Michael J. Cramer
I am currently the Assistant Director for UNDERC-East. I spend the field season at the UNDERC facility on the border of northern Wisconsin and Upper Peninsula of Michigan and the remainder of my time on the campus at the University of Notre Dame. A major portion of my summer is spent administering the Practicum in Environmental Field Biology course and running the field station. I also mentor student projects and teach the Vertebrate Ecology module. Finally, I conduct my own research on small mammal ecology and behavior.
Dr. Cramer is the Assistant Director for UNDERC-East.
I hold a position as a Concurrent Associate Professional Specialist in the Department of Biological Sciences at the University of Notre Dame. I teach several courses in Biology, especially a course on Mammalogy. Taxonomic courses are becoming rarer in universities, and I’m pleased to be able to share my fascination with mammals with undergraduates. I also work with motivated students in my Directed Readings section, where we discuss ideas related to Behavioral Ecology.

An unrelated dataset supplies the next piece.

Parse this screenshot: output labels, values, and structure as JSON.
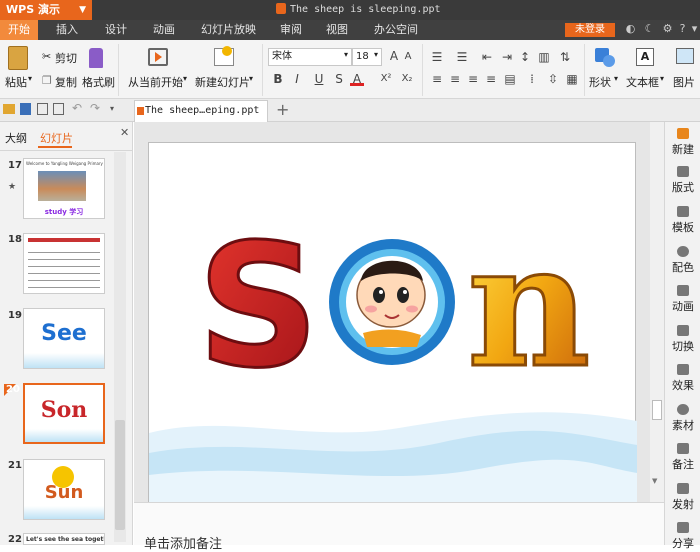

I've trained as a field ecologist for my entire career. As an undergraduate at Earlham College, I conducted a study investigating mating and nesting strategies of Red-winged Blackbirds in different habitats. I earned my Master’s degree working with Michael Willig at Texas Tech University studying the effects of different habitat types on rodent diversity in the sand-shinnery oak ecosystem, which is unique to West Texas and Oklahoma. After my work in Texas, I worked as a Research Technician for Stan Gehrt at the Max McGraw Wildlife Foundation where I trapped and tracked raccoons and skunks along an urban-suburban gradient in the Chicago area. From there, I attended the University of Cincinnati, where I earned my doctorate degree under the tutelage of Guy Cameron. My dissertation investigated the effects of bot fly parasitism on the population ecology and mating behavior of white-footed mice.